Sankhya: The Indian Journal of Statistics
Bayesian Maximum a posteriori Multiple Testing Procedure
Felix Abramovich, Tel Aviv University, Tel Aviv, Israel
Claudia Angelini, Consiglio Nazionale delle Ricerche, Napoli, Italy
SUMMARY. We consider a Bayesian approach to multiple hypothesis testing. A hierarchical prior model is based on imposing a prior distribution $\pi(k)$ on the number of hypotheses arising from alternatives (false nulls).

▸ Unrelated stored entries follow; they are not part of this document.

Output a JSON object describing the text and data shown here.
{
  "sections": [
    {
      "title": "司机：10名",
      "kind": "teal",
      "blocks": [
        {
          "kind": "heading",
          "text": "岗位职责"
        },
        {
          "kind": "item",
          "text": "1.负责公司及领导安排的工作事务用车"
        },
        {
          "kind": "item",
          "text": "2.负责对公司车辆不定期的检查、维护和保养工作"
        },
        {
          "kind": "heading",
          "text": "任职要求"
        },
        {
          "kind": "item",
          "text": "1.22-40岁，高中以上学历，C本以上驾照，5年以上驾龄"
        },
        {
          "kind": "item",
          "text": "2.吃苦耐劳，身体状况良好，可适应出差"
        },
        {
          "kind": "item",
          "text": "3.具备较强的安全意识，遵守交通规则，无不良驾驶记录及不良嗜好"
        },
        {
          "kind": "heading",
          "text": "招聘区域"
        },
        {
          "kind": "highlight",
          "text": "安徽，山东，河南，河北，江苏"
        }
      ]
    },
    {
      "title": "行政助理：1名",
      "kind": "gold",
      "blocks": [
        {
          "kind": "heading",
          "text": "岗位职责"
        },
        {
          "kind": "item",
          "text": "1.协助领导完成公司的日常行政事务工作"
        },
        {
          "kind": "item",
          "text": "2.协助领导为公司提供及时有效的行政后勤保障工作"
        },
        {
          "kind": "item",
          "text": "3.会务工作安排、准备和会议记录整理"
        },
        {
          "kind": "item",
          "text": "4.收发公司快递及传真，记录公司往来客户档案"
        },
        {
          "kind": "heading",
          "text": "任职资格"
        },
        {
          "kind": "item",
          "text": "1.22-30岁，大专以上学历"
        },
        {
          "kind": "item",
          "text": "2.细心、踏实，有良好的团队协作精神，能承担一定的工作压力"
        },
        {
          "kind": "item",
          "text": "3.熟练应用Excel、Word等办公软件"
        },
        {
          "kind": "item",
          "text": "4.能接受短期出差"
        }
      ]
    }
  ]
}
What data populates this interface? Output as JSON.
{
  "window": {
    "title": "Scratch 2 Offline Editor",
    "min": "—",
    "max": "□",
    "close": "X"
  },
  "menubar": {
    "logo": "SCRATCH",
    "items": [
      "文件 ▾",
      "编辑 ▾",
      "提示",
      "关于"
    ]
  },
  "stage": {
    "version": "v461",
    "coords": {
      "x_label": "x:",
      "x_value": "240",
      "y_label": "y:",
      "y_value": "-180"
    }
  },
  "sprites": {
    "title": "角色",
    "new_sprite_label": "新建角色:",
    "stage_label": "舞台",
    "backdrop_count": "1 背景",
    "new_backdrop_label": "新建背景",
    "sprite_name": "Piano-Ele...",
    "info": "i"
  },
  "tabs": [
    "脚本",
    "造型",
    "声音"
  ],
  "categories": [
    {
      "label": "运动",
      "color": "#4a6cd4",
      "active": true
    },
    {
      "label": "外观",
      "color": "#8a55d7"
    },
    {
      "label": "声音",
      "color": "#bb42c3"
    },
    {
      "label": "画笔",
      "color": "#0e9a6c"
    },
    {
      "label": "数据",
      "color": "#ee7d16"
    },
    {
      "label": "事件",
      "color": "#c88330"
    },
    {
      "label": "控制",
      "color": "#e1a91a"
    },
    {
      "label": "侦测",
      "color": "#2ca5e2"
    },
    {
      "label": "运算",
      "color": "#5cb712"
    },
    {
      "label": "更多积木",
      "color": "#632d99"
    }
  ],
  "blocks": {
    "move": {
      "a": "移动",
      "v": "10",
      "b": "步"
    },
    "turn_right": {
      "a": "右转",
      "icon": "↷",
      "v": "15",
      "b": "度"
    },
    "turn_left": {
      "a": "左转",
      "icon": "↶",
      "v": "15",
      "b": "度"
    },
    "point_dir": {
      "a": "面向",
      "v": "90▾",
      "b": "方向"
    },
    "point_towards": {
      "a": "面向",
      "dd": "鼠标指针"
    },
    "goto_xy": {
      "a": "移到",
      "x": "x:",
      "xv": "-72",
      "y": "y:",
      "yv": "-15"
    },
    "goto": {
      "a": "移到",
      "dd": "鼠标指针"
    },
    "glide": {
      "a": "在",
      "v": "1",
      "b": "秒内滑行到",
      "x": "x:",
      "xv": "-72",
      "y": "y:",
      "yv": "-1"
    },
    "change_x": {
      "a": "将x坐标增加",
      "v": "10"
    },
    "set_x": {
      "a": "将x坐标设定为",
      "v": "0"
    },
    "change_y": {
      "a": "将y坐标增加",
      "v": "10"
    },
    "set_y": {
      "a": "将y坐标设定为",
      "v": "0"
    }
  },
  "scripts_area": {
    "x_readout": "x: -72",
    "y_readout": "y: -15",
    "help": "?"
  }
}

We then apply the maximum a posteriori (MAP) rule to find the most likely configuration of null and alternative hypotheses. The resulting MAP procedure and its closely related step-up and step-down versions compare ordered Bayes factors of individual hypotheses with a sequence of critical values depending on the prior. We discuss the relations between the proposed MAP procedure and the existing frequentist and Bayesian counterparts. A more detailed analysis is given for the normal data, where we show, in particular, that by choosing a specific $\pi(k)$, the MAP procedure can mimic several known familywise error (FWE) and false discovery rate (FDR) controlling procedures. The performance of MAP procedures is illustrated on a simulated example.
AMS (2000) subject classification. Primary 62F15, 62F03.
Key words and phrases. Bayes factor, false discovery rate, familywise error, hierarchical prior, maximum a posteriori rule, multiple hypothesis testing, $p$-value.